While at OSU, Young has participated in demonstrations for the Jump Rope for Heart program, a national fundraising program co-sponsored by the American Heart Association and the American Alliance for Health, Physical Education, Recreation and Dance. Young said the opportunity to make a difference in others’ lives is more meaningful to him than competition.
“To me, that’s more rewarding than the actual competitive aspect of (jump rope) because you’re actually doing something good rather than just doing competition,” Young said.
Young, who grew up in Torrington, Conn., and is a former OSU cheerleader. He said he chose to quit cheerleading in order to continue pursuing jump rope while focusing on academics. Young is also an employee of OSU’s Department of Recreational Sports.

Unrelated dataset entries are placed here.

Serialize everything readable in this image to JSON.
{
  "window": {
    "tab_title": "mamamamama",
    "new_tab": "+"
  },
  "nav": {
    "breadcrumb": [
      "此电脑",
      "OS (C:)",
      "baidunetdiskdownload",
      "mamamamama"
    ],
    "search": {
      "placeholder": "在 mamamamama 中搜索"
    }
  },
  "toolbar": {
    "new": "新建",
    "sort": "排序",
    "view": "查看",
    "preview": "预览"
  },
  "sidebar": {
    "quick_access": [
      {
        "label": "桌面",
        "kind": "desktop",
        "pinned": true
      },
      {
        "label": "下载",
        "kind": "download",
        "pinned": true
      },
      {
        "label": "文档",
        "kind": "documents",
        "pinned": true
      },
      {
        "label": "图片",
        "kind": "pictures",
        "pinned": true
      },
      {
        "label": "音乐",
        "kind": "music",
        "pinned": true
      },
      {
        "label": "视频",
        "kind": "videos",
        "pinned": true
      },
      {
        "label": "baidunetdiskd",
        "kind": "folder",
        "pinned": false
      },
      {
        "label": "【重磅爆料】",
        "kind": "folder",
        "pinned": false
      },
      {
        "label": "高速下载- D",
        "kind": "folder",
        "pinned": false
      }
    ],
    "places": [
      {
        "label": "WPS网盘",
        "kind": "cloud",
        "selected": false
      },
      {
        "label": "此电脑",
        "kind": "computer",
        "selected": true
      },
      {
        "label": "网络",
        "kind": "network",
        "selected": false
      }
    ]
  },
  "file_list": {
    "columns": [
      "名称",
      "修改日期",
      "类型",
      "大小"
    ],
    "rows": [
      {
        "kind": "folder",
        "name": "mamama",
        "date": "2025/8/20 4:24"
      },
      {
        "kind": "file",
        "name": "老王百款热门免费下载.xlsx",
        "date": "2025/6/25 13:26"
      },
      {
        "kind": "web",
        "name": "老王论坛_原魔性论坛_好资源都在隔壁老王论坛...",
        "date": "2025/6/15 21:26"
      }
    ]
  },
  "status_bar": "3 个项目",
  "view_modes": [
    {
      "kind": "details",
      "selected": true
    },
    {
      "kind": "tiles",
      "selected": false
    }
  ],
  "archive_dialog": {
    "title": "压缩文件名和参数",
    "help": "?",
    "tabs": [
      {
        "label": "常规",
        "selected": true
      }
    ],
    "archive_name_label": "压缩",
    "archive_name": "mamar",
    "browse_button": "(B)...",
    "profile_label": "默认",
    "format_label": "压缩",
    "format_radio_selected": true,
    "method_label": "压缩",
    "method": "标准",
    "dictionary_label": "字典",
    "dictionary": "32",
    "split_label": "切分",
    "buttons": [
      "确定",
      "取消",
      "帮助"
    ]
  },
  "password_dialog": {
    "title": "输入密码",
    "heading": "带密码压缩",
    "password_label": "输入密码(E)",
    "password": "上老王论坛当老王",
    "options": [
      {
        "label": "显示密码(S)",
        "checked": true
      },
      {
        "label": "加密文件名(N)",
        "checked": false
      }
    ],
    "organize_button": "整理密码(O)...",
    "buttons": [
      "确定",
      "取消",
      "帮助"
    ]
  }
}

Young’s journey with jump rope will soon take him to Trinidad and Tobago, a Caribbean country located near Venezuela. Young has been hired as a consultant to the Trinidad and Tobago National Jump Rope Federation.
Brown, a native of Akron, Ohio, said medical school takes up most of his time, but he tries to remain involved with jump roping as much as possible.
“It’s been a great ride and it’s taken me all over the world,” Brown said. “I feel very blessed just to have all the opportunities, and to be able to work with kids. It’s a great way to just promote being healthy and just really impact people’s lives and be a good role model. There’s a lot of kids that look up to you.”